VATER RHEIN, LE DIEU-FLEUVE DU RHIN

Avant même que le peuple germanique des Alamans ne s'installe en Alsace il y a près de 1800 ans, le fleuve du Rhin était déjà honoré comme un dieu par les Gaulois puis les Gallo-romains. 6 inscriptions religieuses en latin sont connues tout le long de son parcours, de la source suisse à l'embouchure néerlandaise. Un autel du 2e siècle de l'ère chrétienne, trouvé à Strasbourg (à 4km du Rhin) et exposé au Musée Archéologique, est dédié "au Rhin-Père". Chez l'auteur romain Procope, le chef gaulois Viridomaros ("au grand courage") se vante d'être un descendant du Rhin.

Dans nos traditions germano-scandinaves, le Rhin est nommé plusieurs fois dans l'Edda poétique et dans la légendaire Völsunga saga. C'est là, après plusieurs meurtres causés par le désir de vengeance et de richesse, que sera finalement jeté l'or pris au dragon Fáfnir par le héros Sigurðr / Siegfried, pour le cacher à Atli / Attila, roi des Huns. Ce trésor maudit est nommé "der Nibelunge hort", le trésor des Nibelungen, en moyen-allemand dans le Lied vom Hürnen Seyfrid, et "Rheingold", l'or du Rhin, en allemand moderne dans les opéras de Wagner.

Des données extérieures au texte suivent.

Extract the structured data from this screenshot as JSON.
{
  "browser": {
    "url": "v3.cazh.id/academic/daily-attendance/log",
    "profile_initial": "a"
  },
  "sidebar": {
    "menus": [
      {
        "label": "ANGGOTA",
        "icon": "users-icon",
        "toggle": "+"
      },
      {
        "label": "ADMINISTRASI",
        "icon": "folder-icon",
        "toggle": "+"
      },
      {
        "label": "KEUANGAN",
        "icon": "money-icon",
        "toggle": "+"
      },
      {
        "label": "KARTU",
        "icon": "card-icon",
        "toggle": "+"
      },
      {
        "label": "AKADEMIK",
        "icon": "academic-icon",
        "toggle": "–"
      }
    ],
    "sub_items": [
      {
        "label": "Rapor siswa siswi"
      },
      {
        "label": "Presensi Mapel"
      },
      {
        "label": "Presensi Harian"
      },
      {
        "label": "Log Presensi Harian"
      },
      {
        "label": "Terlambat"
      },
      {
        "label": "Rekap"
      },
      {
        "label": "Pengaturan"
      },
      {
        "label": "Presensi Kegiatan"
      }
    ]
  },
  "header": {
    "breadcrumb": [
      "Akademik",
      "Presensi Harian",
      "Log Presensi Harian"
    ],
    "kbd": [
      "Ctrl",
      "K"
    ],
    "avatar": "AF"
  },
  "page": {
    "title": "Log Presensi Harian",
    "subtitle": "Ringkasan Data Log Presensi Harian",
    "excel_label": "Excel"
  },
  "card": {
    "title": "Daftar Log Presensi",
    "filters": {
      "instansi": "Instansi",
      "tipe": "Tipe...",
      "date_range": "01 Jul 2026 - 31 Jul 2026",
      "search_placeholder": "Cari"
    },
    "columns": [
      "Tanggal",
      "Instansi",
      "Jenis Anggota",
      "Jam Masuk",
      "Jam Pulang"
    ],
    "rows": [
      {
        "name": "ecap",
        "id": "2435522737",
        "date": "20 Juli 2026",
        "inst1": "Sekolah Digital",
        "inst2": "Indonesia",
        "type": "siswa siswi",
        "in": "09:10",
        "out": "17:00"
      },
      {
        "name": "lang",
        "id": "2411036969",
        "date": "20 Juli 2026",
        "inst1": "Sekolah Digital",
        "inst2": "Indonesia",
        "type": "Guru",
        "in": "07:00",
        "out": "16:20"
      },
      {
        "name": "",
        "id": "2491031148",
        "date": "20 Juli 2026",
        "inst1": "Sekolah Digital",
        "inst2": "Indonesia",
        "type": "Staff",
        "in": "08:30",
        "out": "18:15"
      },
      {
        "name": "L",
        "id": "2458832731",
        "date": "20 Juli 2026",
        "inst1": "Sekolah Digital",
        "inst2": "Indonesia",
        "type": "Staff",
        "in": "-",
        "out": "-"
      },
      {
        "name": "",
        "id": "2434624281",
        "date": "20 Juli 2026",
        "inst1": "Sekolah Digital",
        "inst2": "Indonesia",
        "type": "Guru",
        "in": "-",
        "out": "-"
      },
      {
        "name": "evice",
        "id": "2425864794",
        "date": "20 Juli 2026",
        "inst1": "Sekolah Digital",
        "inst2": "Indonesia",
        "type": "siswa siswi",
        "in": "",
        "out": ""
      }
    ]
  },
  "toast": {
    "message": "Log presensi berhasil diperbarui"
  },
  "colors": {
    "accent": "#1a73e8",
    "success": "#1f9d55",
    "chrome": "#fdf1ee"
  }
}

"Le Rhin rapide, connaissant les Ases,
Va régner sur le métal
De la querelle des princes,
L'héritage des Niflungar.
Dans l'eau qui tourbillonne
Luiront les bracelets des tués,
Plutôt que ne brille l'or
Dans les mains des enfants des Huns !"
(Atlakviða, 27, dans l'Edda poétique)

Dans la poésie scaldique, composée en Norvège et Islande pendant et après l'ère viking, le Rhin apparaît dans plusieurs métaphores (les "kenningar"), comme symbole de tous les fleuves :

* Le sang qui jaillit s'appelle "heit Rín valbasta", le Rhin chaud de la poignée des épées, et "Rín unda", le Rhin des blessures
* L'or est "rauðmalmr Rínar", le métal rouge du Rhin, "glóða Rínar", la braise du Rhin, "fagr bjartleygr Rínar", la belle flamme resplendissante du Rhin
* La bière qui coule dans le gosier est même appelée "jastrín", le Rhin de la levure !

Aujourd'hui, le groupe Alamannia de l'association Les Enfants d'Yggdrasill honore donc le Rhin comme un dieu local.
Gottfried Karlssohn, vice-président et responsable régional pour la France (hors-Alsace).

Mes articles sur les traditions germano-scandinaves sont sur Un Tiers Chemin.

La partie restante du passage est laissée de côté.